Lætitia did continue. She saw Miss Durham at Patterne on several occasions. She admired the pair. She had a wish to witness the bridal ceremony. She was looking forward to the day with that mixture of eagerness and withholding which we have as we draw nigh the disenchanting termination of an enchanting romance, when Sir Willoughby met her on a Sunday morning, as she crossed his park solitarily to church. They were within ten days of the appointed ceremony. He should have been away at Miss Durham's end of the county. He had, Lætitia knew, ridden over to her the day before; but there he was; and very unwontedly, quite surprisingly, he presented his arm to conduct Lætitia to the church-door, and talked and laughed in a way that reminded her of a hunting gentleman she had seen once rising to his feet, staggering from an ugly fall across hedge and fence into one of the lanes of her short winter walks. "All's well, all sound, never better, only a scratch!" the gentleman had said, as he reeled and pressed a bleeding head.

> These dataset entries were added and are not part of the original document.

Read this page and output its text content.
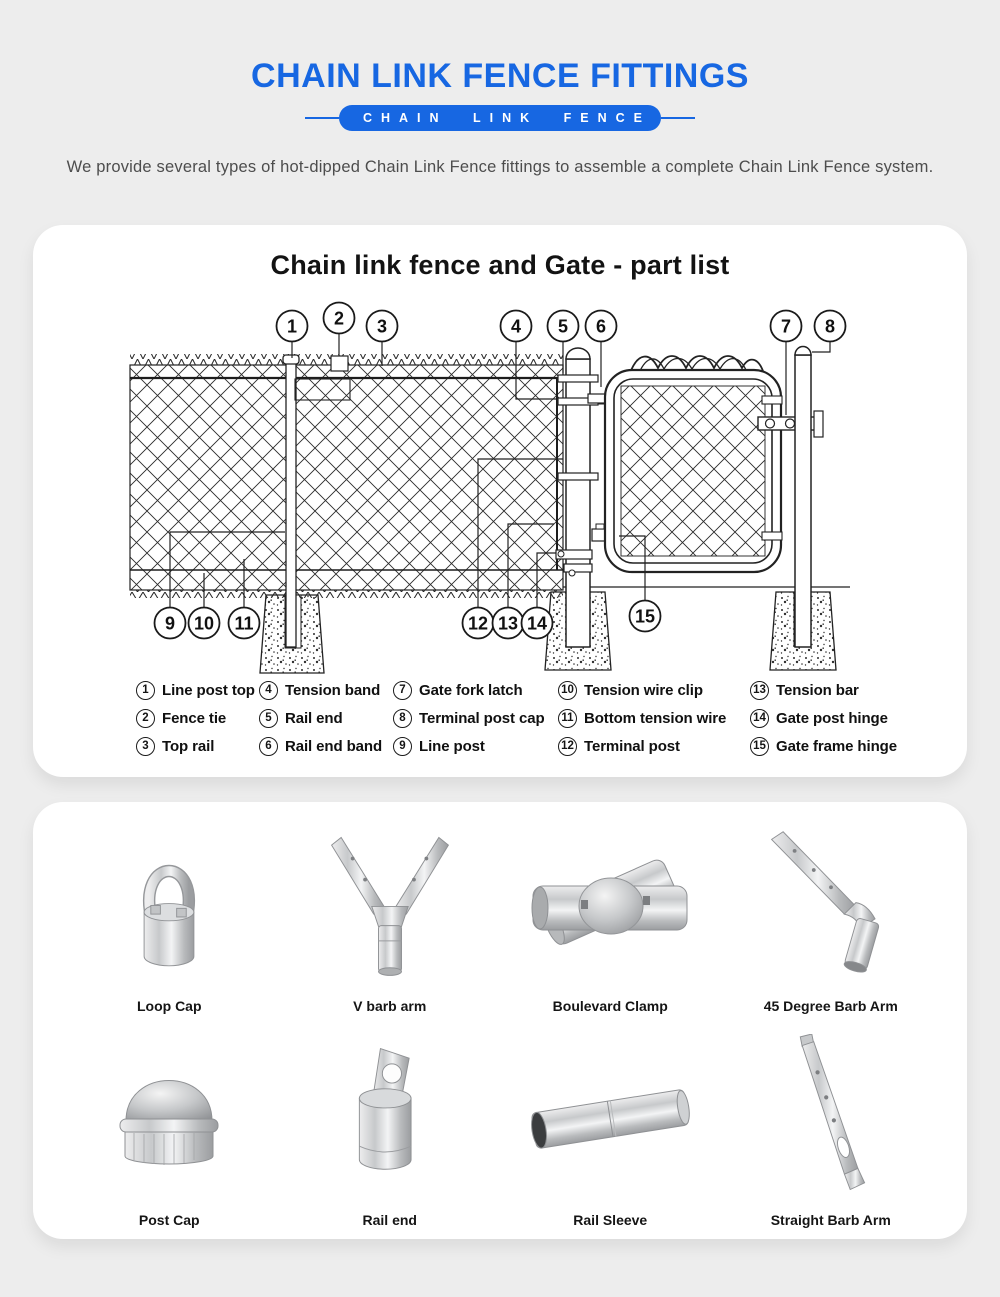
CHAIN LINK FENCE FITTINGS
CHAIN LINK FENCE
We provide several types of hot-dipped Chain Link Fence fittings to assemble a complete Chain Link Fence system.
Chain link fence and Gate - part list
1 2 3	4 5 6	7 8
9 10 11	12 13 14	15
1 Line post top
2 Fence tie
3 Top rail
4 Tension band
5 Rail end
6 Rail end band
7 Gate fork latch
8 Terminal post cap
9 Line post
10 Tension wire clip
11 Bottom tension wire
12 Terminal post
13 Tension bar
14 Gate post hinge
15 Gate frame hinge
Loop Cap	V barb arm	Boulevard Clamp	45 Degree Barb Arm
Post Cap	Rail end	Rail Sleeve	Straight Barb Arm
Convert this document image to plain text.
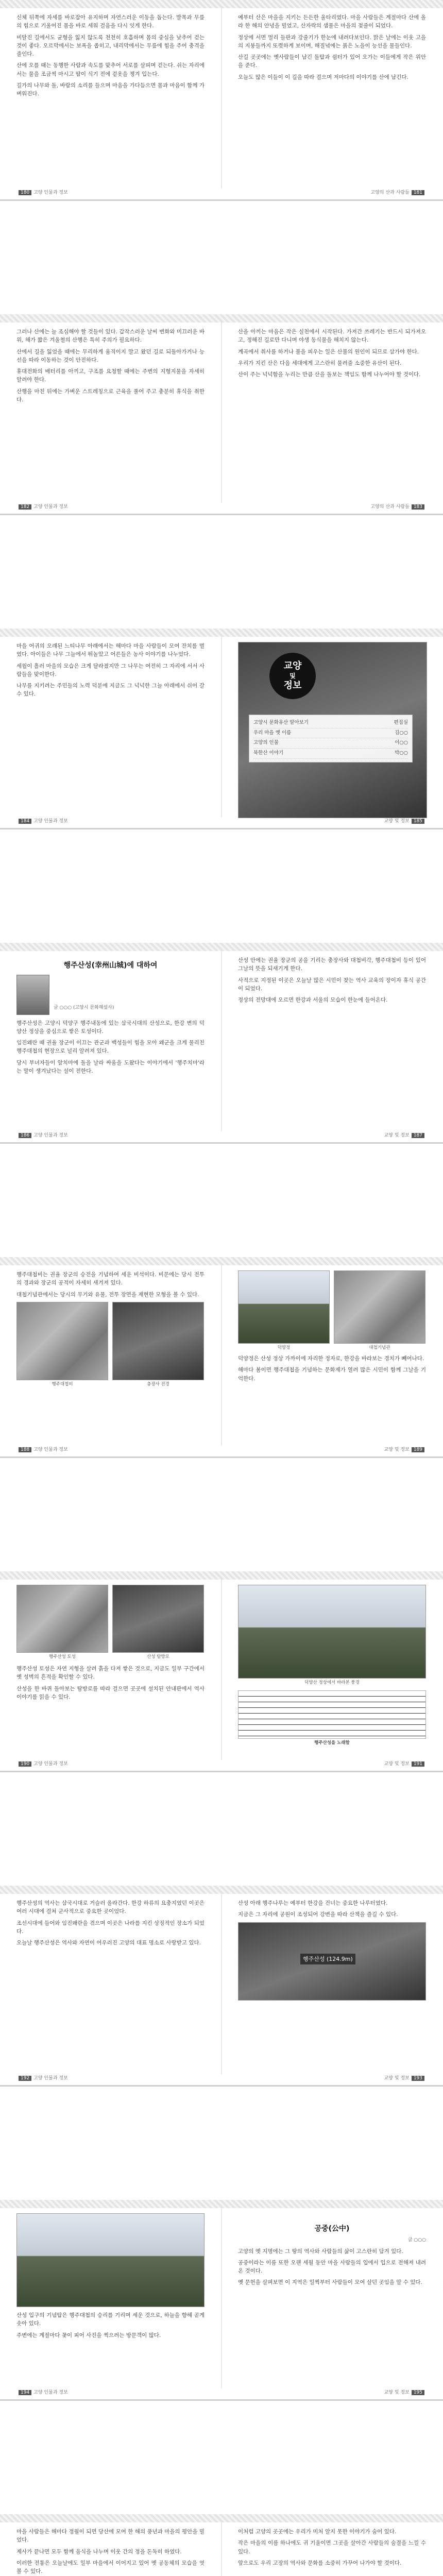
신체 뒤쪽에 자세를 바로잡아 유지하며 자연스러운 이동을 돕는다. 발목과 무릎의 힘으로 기울어진 몸을 바로 세워 걸음을 다시 잇게 한다.

비탈진 길에서도 균형을 잃지 않도록 천천히 호흡하며 몸의 중심을 낮추어 걷는 것이 좋다. 오르막에서는 보폭을 좁히고, 내리막에서는 무릎에 힘을 주어 충격을 줄인다.

산에 오를 때는 동행한 사람과 속도를 맞추어 서로를 살피며 걷는다. 쉬는 자리에서는 물을 조금씩 마시고 땀이 식기 전에 겉옷을 챙겨 입는다.

길가의 나무와 돌, 바람의 소리를 들으며 마음을 가다듬으면 몸과 마음이 함께 가벼워진다.

예부터 산은 마을을 지키는 든든한 울타리였다. 마을 사람들은 계절마다 산에 올라 한 해의 안녕을 빌었고, 산자락의 샘물은 마을의 젖줄이 되었다.

정상에 서면 멀리 들판과 강줄기가 한눈에 내려다보인다. 맑은 날에는 이웃 고을의 지붕들까지 또렷하게 보이며, 해질녘에는 붉은 노을이 능선을 물들인다.

산길 곳곳에는 옛사람들이 남긴 돌탑과 쉼터가 있어 오가는 이들에게 작은 위안을 준다.

오늘도 많은 이들이 이 길을 따라 걸으며 저마다의 이야기를 산에 남긴다.

180 고양 인물과 정보	고양의 산과 사람들 181

그러나 산에는 늘 조심해야 할 것들이 있다. 갑작스러운 날씨 변화와 미끄러운 바위, 해가 짧은 겨울철의 산행은 특히 주의가 필요하다.

산에서 길을 잃었을 때에는 무리하게 움직이지 말고 왔던 길로 되돌아가거나 능선을 따라 이동하는 것이 안전하다.

휴대전화의 배터리를 아끼고, 구조를 요청할 때에는 주변의 지형지물을 자세히 알려야 한다.

산행을 마친 뒤에는 가벼운 스트레칭으로 근육을 풀어 주고 충분히 휴식을 취한다.

산을 아끼는 마음은 작은 실천에서 시작된다. 가져간 쓰레기는 반드시 되가져오고, 정해진 길로만 다니며 야생 동식물을 해치지 않는다.

계곡에서 취사를 하거나 불을 피우는 일은 산불의 원인이 되므로 삼가야 한다.

우리가 지킨 산은 다음 세대에게 고스란히 물려줄 소중한 유산이 된다.

산이 주는 넉넉함을 누리는 만큼 산을 돌보는 책임도 함께 나누어야 할 것이다.

182 고양 인물과 정보	고양의 산과 사람들 183

마을 어귀의 오래된 느티나무 아래에서는 해마다 마을 사람들이 모여 잔치를 벌였다. 아이들은 나무 그늘에서 뛰놀았고 어른들은 농사 이야기를 나누었다.

세월이 흘러 마을의 모습은 크게 달라졌지만 그 나무는 여전히 그 자리에 서서 사람들을 맞이한다.

나무를 지키려는 주민들의 노력 덕분에 지금도 그 넉넉한 그늘 아래에서 쉬어 갈 수 있다.

교양
및
정보
고양시 문화유산 알아보기	편집실
우리 마을 옛 이름	김○○
고양의 인물	이○○
북한산 이야기	박○○
184 고양 인물과 정보	교양 및 정보 185
행주산성(幸州山城)에 대하여
글 ○○○ (고양시 문화해설사)

행주산성은 고양시 덕양구 행주내동에 있는 삼국시대의 산성으로, 한강 변의 덕양산 정상을 중심으로 쌓은 토성이다.

임진왜란 때 권율 장군이 이끄는 관군과 백성들이 힘을 모아 왜군을 크게 물리친 행주대첩의 현장으로 널리 알려져 있다.

당시 부녀자들이 앞치마에 돌을 날라 싸움을 도왔다는 이야기에서 '행주치마'라는 말이 생겨났다는 설이 전한다.

산성 안에는 권율 장군의 공을 기리는 충장사와 대첩비각, 행주대첩비 등이 있어 그날의 뜻을 되새기게 한다.

사적으로 지정된 이곳은 오늘날 많은 시민이 찾는 역사 교육의 장이자 휴식 공간이 되었다.

정상의 전망대에 오르면 한강과 서울의 모습이 한눈에 들어온다.

186 고양 인물과 정보	교양 및 정보 187

행주대첩비는 권율 장군의 승전을 기념하여 세운 비석이다. 비문에는 당시 전투의 경과와 장군의 공적이 자세히 새겨져 있다.

대첩기념관에서는 당시의 무기와 유물, 전투 장면을 재현한 모형을 볼 수 있다.

행주대첩비	충장사 전경
덕양정	대첩기념관

덕양정은 산성 정상 가까이에 자리한 정자로, 한강을 바라보는 경치가 빼어나다.

해마다 봄이면 행주대첩을 기념하는 문화제가 열려 많은 시민이 함께 그날을 기억한다.

188 고양 인물과 정보	교양 및 정보 189
행주산성 토성	산성 탐방로

행주산성 토성은 자연 지형을 살려 흙을 다져 쌓은 것으로, 지금도 일부 구간에서 옛 성벽의 흔적을 확인할 수 있다.

산성을 한 바퀴 돌아보는 탐방로를 따라 걸으면 곳곳에 설치된 안내판에서 역사 이야기를 읽을 수 있다.

덕양산 정상에서 바라본 풍경
행주산성을 노래함
190 고양 인물과 정보	교양 및 정보 191

행주산성의 역사는 삼국시대로 거슬러 올라간다. 한강 하류의 요충지였던 이곳은 여러 시대에 걸쳐 군사적으로 중요한 곳이었다.

조선시대에 들어와 임진왜란을 겪으며 이곳은 나라를 지킨 상징적인 장소가 되었다.

오늘날 행주산성은 역사와 자연이 어우러진 고양의 대표 명소로 사랑받고 있다.

산성 아래 행주나루는 예부터 한강을 건너는 중요한 나루터였다.

지금은 그 자리에 공원이 조성되어 강변을 따라 산책을 즐길 수 있다.

행주산성 (124.9m)
192 고양 인물과 정보	교양 및 정보 193

산성 입구의 기념탑은 행주대첩의 승리를 기리며 세운 것으로, 하늘을 향해 곧게 솟아 있다.

주변에는 계절마다 꽃이 피어 사진을 찍으려는 방문객이 많다.

공중(公中)
글 ○○○

고양의 옛 지명에는 그 땅의 역사와 사람들의 삶이 고스란히 담겨 있다.

공중이라는 이름 또한 오랜 세월 동안 마을 사람들의 입에서 입으로 전해져 내려온 것이다.

옛 문헌을 살펴보면 이 지역은 일찍부터 사람들이 모여 살던 곳임을 알 수 있다.

194 고양 인물과 정보	교양 및 정보 195

마을 사람들은 해마다 정월이 되면 당산에 모여 한 해의 풍년과 마을의 평안을 빌었다.

제사가 끝나면 모두 함께 음식을 나누며 이웃 간의 정을 돈독히 하였다.

이러한 전통은 오늘날에도 일부 마을에서 이어지고 있어 옛 공동체의 모습을 엿볼 수 있다.

이처럼 고양의 곳곳에는 우리가 미처 알지 못한 이야기가 숨어 있다.

작은 마을의 이름 하나에도 귀 기울이면 그곳을 살아간 사람들의 숨결을 느낄 수 있다.

앞으로도 우리 고장의 역사와 문화를 소중히 가꾸어 나가야 할 것이다.
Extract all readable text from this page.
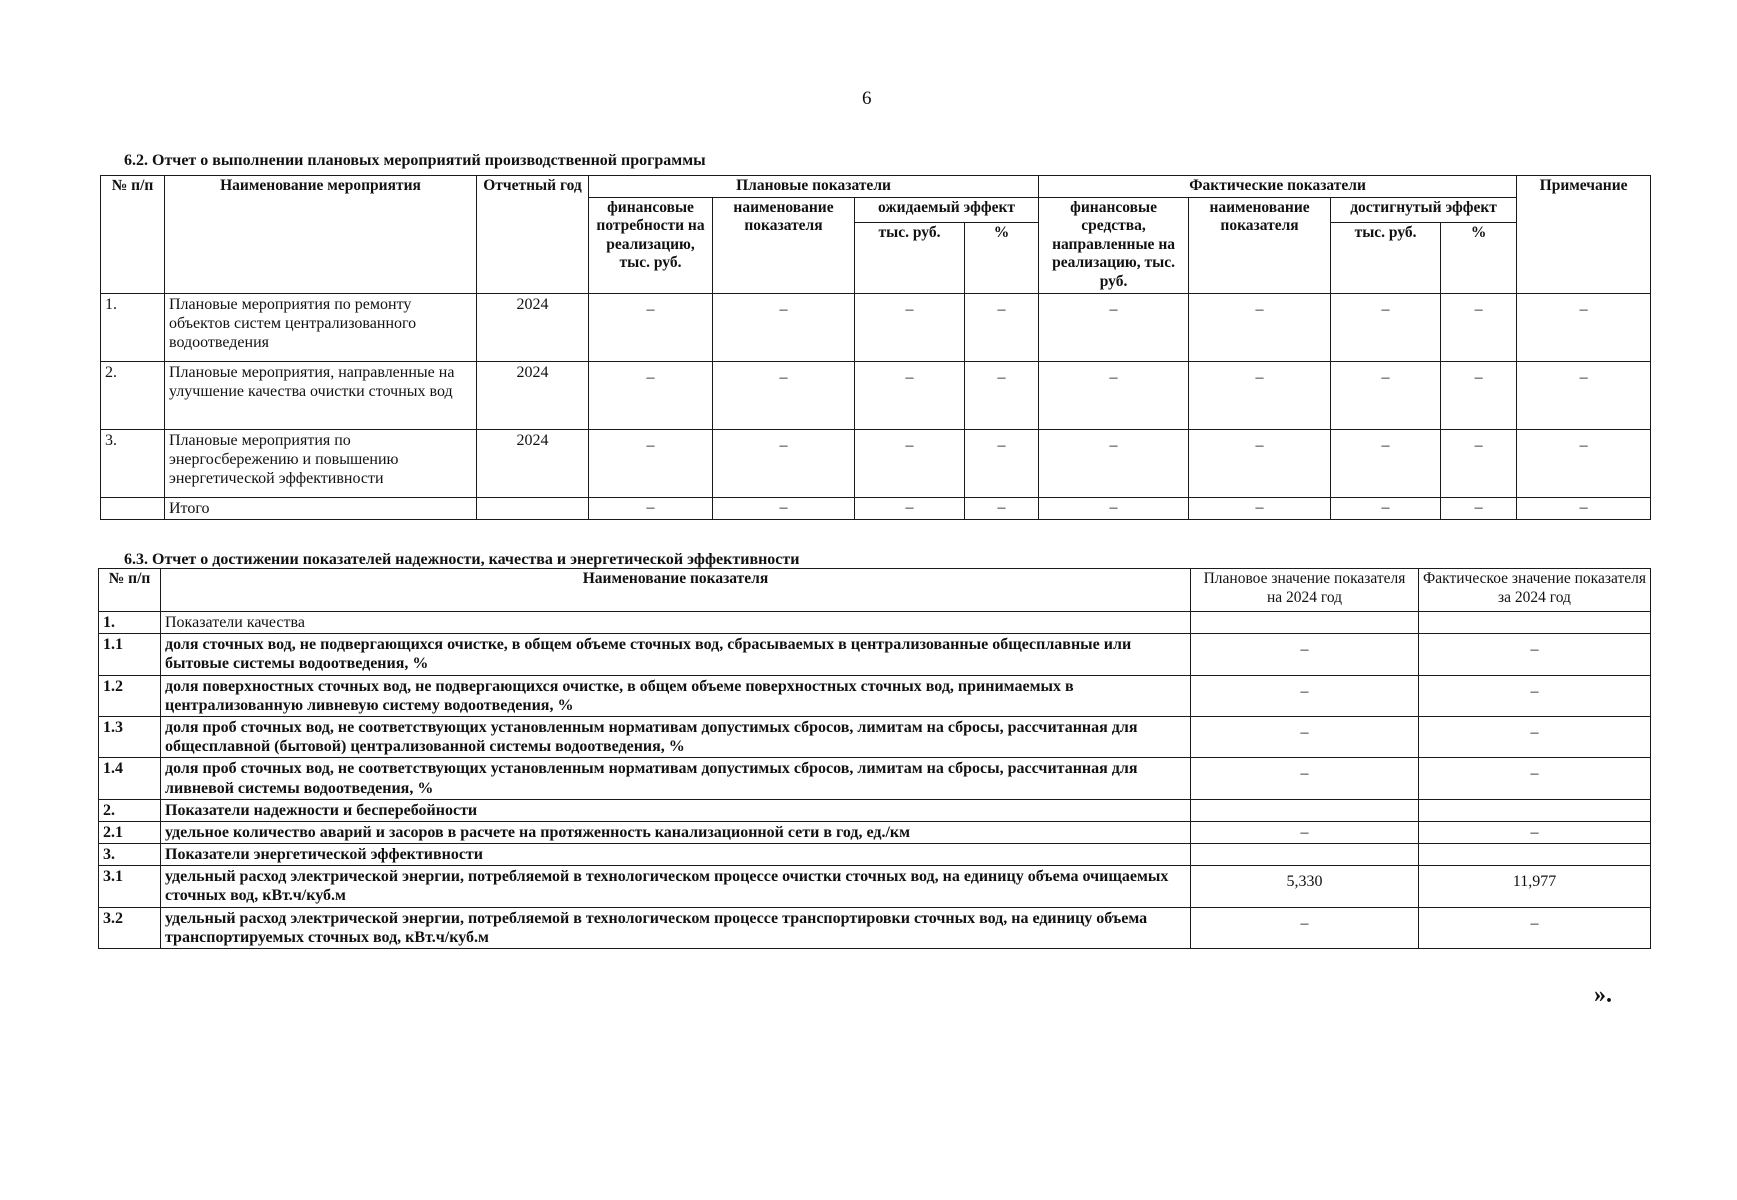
6
6.2. Отчет о выполнении плановых мероприятий производственной программы
№ п/п	Наименование мероприятия	Отчетный год	Плановые показатели				Фактические показатели				Примечание
			финансовые потребности на реализацию, тыс. руб.	наименование показателя	ожидаемый эффект		финансовые средства, направленные на реализацию, тыс. руб.	наименование показателя	достигнутый эффект		
					тыс. руб.	%			тыс. руб.	%	
1.	Плановые мероприятия по ремонту объектов систем централизованного водоотведения	2024	–	–	–	–	–	–	–	–	–
2.	Плановые мероприятия, направленные на улучшение качества очистки сточных вод	2024	–	–	–	–	–	–	–	–	–
3.	Плановые мероприятия по энергосбережению и повышению энергетической эффективности	2024	–	–	–	–	–	–	–	–	–
	Итого		–	–	–	–	–	–	–	–	–
6.3. Отчет о достижении показателей надежности, качества и энергетической эффективности
№ п/п	Наименование показателя	Плановое значение показателя на 2024 год	Фактическое значение показателя за 2024 год
1.	Показатели качества		
1.1	доля сточных вод, не подвергающихся очистке, в общем объеме сточных вод, сбрасываемых в централизованные общесплавные или бытовые системы водоотведения, %	–	–
1.2	доля поверхностных сточных вод, не подвергающихся очистке, в общем объеме поверхностных сточных вод, принимаемых в централизованную ливневую систему водоотведения, %	–	–
1.3	доля проб сточных вод, не соответствующих установленным нормативам допустимых сбросов, лимитам на сбросы, рассчитанная для общесплавной (бытовой) централизованной системы водоотведения, %	–	–
1.4	доля проб сточных вод, не соответствующих установленным нормативам допустимых сбросов, лимитам на сбросы, рассчитанная для ливневой системы водоотведения, %	–	–
2.	Показатели надежности и бесперебойности		
2.1	удельное количество аварий и засоров в расчете на протяженность канализационной сети в год, ед./км	–	–
3.	Показатели энергетической эффективности		
3.1	удельный расход электрической энергии, потребляемой в технологическом процессе очистки сточных вод, на единицу объема очищаемых сточных вод, кВт.ч/куб.м	5,330	11,977
3.2	удельный расход электрической энергии, потребляемой в технологическом процессе транспортировки сточных вод, на единицу объема транспортируемых сточных вод, кВт.ч/куб.м	–	–
».
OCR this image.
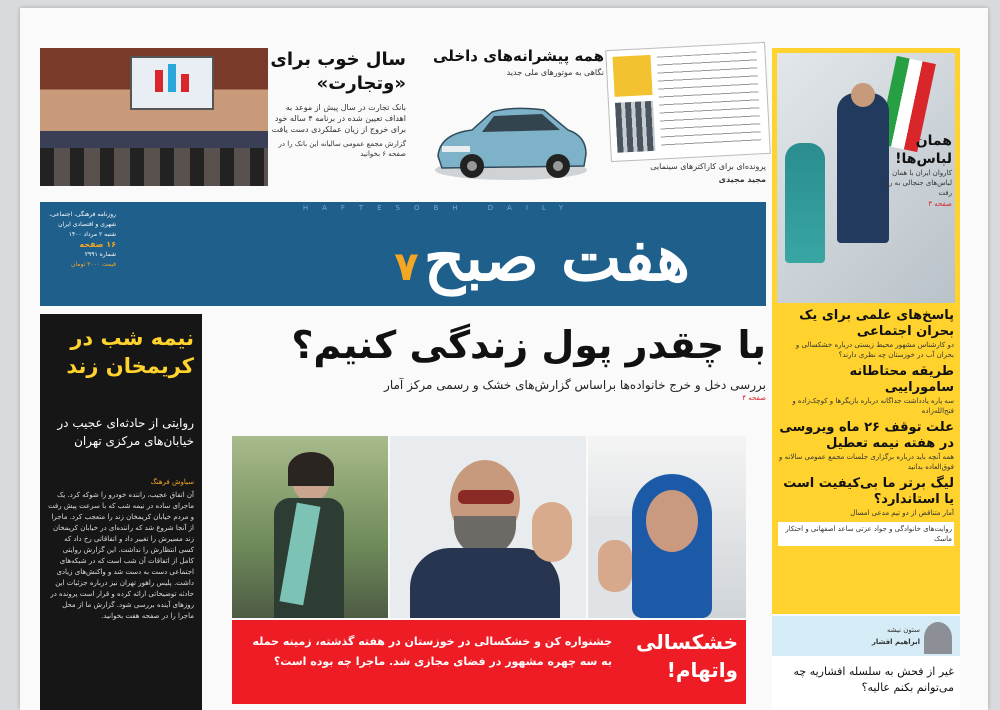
سال خوب برای «وتجارت»
بانک تجارت در سال پیش از موعد به اهداف تعیین شده در برنامه ۴ ساله خود برای خروج از زیان عملکردی دست یافت
گزارش مجمع عمومی سالیانه این بانک را در صفحه ۶ بخوانید
همه پیشرانه‌های داخلی
نگاهی به موتورهای ملی جدید
پرونده‌ای برای کاراکترهای سینمایی
مجید مجیدی
HAFTESOBH DAILY
هفت صبح ۷
روزنامه فرهنگی، اجتماعی،
شهری و اقتصادی ایران
شنبه ۲ مرداد ۱۴۰۰
۱۶ صفحه
شماره ۲۹۹۱
قیمت ۳۰۰۰ تومان
همان لباس‌ها!
کاروان ایران با همان لباس‌های جنجالی به رژه رفت
صفحه ۳
پاسخ‌های علمی برای یک بحران اجتماعی
دو کارشناس مشهور محیط زیستی درباره خشکسالی و بحران آب در خوزستان چه نظری دارند؟
طریقه محتاطانه ساموراییی
سه پاره یادداشت جداگانه درباره بازیگرها و کوچک‌زاده و فتح‌الله‌زاده
علت توقف ۲۶ ماه ویروسی در هفته نیمه تعطیل
همه آنچه باید درباره برگزاری جلسات مجمع عمومی سالانه و فوق‌العاده بدانید
لیگ برتر ما بی‌کیفیت است یا استاندارد؟
آمار متناقض از دو تیم مدعی امسال
روایت‌های خانوادگی و جواد عزتی ساعد اصفهانی و احتکار ماسک
ستون نیشه
ابراهیم افشار
غیر از فحش به سلسله افشاریه چه می‌توانم بکنم عالیه؟
با چقدر پول زندگی کنیم؟
بررسی دخل و خرج خانواده‌ها براساس گزارش‌های خشک و رسمی مرکز آمار
صفحه ۴
نیمه شب در کریمخان زند
روایتی از حادثه‌ای عجیب در خیابان‌های مرکزی تهران
سیاوش فرهنگ
آن اتفاق عجیب، راننده خودرو را شوکه کرد. یک ماجرای ساده در نیمه شب که با سرعت پیش رفت و مردم خیابان کریمخان زند را متعجب کرد. ماجرا از آنجا شروع شد که راننده‌ای در خیابان کریمخان زند مسیرش را تغییر داد و اتفاقاتی رخ داد که کسی انتظارش را نداشت. این گزارش روایتی کامل از اتفاقات آن شب است که در شبکه‌های اجتماعی دست به دست شد و واکنش‌های زیادی داشت. پلیس راهور تهران نیز درباره جزئیات این حادثه توضیحاتی ارائه کرده و قرار است پرونده در روزهای آینده بررسی شود. گزارش ما از محل ماجرا را در صفحه هفت بخوانید.
خشکسالی واتهام!
جشنواره کن و خشکسالی در خوزستان در هفته گذشته، زمینه حمله به سه چهره مشهور در فضای مجازی شد. ماجرا چه بوده است؟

Sir Willoughby chattered of his felicity in meeting her. "I am really wonderfully lucky," he said, and he said that and other things over and over, incessantly talking, and telling an anecdote of county occurrences, and laughing at it with a mouth that would not widen. He went on talking in the church porch, and murmuring softly some steps up the aisle, passing the pews of Mrs. Mountstuart Jenkinson and Lady Busshe. Of course he was entertaining, but what a strangeness it was to Lætitia! His face would have been half under an antique bonnet. It came very close to hers, and the scrutiny he bent on her was most solicitous.